The scenario is particularly prominent in states like Florida, Texas, New York, and California, where cryptocurrencies play a significant percentage of divorce cases, ranging from 20% to 50%.

Interestingly, attorneys and advisors are discovering cases where one spouse secretly invests substantial amounts, ranging from hundreds of thousands to millions of dollars, in cryptocurrencies without their partner’s knowledge.

Tactics deployed to hide cryptocurrencies

Some tactics involved include dispersing crypto across various coins on different blockchains and complicating tracing money trails.

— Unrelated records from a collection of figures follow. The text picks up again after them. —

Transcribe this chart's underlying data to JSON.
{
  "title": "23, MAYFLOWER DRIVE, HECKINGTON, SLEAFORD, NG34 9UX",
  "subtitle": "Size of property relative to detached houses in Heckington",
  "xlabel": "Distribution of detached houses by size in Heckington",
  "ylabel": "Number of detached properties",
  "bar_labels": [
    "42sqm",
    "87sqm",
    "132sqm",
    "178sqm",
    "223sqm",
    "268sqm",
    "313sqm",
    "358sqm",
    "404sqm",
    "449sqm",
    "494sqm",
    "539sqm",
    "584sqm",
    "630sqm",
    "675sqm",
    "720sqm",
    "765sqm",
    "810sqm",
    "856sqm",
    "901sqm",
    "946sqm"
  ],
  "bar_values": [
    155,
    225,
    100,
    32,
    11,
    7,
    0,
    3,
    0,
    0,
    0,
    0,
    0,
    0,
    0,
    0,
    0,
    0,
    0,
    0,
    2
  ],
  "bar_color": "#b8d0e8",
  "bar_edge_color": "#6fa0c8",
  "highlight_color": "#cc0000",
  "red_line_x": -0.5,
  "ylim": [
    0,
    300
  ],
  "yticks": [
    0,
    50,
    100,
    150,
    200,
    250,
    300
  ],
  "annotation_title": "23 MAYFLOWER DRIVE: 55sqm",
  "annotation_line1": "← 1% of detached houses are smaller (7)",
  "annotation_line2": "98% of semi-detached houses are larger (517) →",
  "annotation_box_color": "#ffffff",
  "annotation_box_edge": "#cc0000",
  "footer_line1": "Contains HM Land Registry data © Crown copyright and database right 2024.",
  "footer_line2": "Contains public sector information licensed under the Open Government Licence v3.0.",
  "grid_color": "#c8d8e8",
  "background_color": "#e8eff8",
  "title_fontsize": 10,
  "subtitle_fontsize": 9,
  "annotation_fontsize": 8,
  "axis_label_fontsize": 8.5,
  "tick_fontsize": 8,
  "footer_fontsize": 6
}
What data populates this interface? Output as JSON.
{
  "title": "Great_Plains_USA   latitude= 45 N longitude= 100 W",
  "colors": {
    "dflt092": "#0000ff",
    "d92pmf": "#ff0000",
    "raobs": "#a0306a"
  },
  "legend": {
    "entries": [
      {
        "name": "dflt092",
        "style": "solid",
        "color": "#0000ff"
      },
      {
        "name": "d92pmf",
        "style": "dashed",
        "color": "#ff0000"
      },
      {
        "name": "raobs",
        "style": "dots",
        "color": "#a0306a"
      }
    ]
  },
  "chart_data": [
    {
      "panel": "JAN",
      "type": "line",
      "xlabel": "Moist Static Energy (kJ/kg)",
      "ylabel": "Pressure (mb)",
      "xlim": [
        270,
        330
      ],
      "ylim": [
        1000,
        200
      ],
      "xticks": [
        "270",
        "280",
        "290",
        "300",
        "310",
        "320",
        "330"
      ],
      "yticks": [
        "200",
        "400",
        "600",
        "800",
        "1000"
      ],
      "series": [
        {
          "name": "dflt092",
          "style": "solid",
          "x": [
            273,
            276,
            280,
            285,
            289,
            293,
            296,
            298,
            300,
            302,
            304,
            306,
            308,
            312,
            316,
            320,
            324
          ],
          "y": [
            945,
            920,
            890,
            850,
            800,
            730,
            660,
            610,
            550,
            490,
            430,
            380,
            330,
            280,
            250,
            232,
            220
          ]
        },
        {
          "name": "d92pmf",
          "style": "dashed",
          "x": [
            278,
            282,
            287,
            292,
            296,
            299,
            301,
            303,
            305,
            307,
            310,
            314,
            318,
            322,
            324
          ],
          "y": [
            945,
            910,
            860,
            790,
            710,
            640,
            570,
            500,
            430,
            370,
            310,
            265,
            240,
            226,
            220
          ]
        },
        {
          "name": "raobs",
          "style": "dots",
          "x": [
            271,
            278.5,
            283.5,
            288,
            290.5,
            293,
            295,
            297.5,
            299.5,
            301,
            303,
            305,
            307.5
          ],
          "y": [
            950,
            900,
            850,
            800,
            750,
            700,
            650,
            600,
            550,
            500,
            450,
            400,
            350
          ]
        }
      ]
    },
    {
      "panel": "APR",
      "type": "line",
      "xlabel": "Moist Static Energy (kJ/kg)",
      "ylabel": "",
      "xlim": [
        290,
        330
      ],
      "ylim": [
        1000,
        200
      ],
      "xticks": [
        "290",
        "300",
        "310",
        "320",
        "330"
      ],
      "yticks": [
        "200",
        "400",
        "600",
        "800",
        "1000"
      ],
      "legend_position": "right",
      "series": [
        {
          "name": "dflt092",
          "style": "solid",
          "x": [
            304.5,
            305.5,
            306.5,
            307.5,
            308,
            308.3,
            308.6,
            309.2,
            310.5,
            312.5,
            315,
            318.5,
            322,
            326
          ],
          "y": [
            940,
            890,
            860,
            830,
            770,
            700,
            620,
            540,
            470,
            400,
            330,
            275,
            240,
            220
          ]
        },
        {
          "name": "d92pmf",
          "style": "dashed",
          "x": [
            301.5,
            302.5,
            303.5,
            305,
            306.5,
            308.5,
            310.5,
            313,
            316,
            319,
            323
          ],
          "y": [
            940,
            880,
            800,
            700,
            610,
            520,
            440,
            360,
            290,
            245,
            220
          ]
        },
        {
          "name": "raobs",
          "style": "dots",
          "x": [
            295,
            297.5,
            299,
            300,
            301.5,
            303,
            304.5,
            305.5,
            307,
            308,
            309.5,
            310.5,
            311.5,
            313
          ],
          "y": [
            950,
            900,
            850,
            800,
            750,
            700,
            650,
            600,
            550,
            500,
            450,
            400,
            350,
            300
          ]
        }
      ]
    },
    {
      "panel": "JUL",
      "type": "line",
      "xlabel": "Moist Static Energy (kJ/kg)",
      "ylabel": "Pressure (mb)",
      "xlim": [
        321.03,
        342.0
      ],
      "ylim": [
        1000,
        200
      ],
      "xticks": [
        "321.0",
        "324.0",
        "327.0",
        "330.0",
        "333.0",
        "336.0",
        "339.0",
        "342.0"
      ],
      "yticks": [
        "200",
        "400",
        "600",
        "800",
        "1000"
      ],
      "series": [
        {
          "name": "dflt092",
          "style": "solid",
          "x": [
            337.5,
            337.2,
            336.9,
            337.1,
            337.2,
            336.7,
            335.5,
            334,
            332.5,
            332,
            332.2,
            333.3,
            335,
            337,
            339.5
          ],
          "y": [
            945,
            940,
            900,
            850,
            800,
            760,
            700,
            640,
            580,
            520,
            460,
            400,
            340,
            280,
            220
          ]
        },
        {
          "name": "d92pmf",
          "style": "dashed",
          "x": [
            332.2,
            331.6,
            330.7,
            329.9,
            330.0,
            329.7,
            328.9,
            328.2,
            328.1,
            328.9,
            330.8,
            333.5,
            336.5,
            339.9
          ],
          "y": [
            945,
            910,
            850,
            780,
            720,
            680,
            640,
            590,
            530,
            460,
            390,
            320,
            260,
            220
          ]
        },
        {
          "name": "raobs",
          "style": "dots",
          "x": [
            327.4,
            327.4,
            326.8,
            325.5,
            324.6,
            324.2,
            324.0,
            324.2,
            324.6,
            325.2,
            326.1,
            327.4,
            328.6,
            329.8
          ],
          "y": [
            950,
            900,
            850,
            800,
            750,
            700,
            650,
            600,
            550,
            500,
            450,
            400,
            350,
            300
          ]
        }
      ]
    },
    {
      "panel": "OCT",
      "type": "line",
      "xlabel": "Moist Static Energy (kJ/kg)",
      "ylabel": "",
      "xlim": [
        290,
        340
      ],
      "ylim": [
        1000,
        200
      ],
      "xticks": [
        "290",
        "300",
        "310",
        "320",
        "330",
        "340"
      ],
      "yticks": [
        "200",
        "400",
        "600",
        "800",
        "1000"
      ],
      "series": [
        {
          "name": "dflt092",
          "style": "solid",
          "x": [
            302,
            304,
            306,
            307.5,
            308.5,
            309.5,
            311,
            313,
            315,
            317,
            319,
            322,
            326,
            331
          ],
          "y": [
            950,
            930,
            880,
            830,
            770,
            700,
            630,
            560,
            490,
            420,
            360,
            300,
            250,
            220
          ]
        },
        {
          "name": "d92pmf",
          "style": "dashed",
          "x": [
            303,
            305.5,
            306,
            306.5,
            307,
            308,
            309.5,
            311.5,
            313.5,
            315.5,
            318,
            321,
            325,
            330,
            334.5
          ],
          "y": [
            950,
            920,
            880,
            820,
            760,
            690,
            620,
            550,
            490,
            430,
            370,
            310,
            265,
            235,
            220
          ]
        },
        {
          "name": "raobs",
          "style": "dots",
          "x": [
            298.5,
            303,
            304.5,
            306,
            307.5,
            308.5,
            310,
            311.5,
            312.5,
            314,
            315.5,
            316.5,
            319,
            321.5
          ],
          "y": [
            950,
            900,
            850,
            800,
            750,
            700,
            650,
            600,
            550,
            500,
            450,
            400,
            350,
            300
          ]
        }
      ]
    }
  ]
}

Interestingly, due to the ability to trace Bitcoin (BTC) in some cases, spouses opt for privacy-centered digital assets such as Monero (XMR).

“What I find in litigation is because this is so new to all of us, even the most seasoned attorneys — unless you’re really going out of your way to study this — educating the court, knowing what to ask for, and finding the right experts, it’s much more of a scramble to me than other areas of law which had been around much longer,” said family and marital law attorney Kim Nutter.

For instance, in one case, a woman uncovered her ex-husband’s undisclosed crypto wallet holding 12 Bitcoins, valued at approximately $500,000 at the time.

Interestingly, forensic investigators specializing in cryptocurrency tracing have emerged as a new profession amidst the hunt for hidden crypto assets during divorces.

Lack of regulations

Tracking hidden crypto assets has become increasingly complex as hunters face challenges stemming from cryptocurrencies’ decentralized and unregulated nature. Obtaining subpoenaed information related to these assets is often difficult due to the absence of centralized regulation.

“The thing with cryptocurrency is it’s not regulated by any kind of centralized bank, so usually you can’t subpoena somebody and get documents and information related to somebody’s cryptocurrency holdings,” divorce attorney Kelly Burris.

At the same time, the valuation and division of marital assets are also significant challenges when spouses include metaverse properties and non-fungible tokens (NFTs) in their crypto portfolio.

Overall, the clandestine presence of cryptocurrencies in divorce cases presents unique challenges, testing legal and financial experts’ expertise.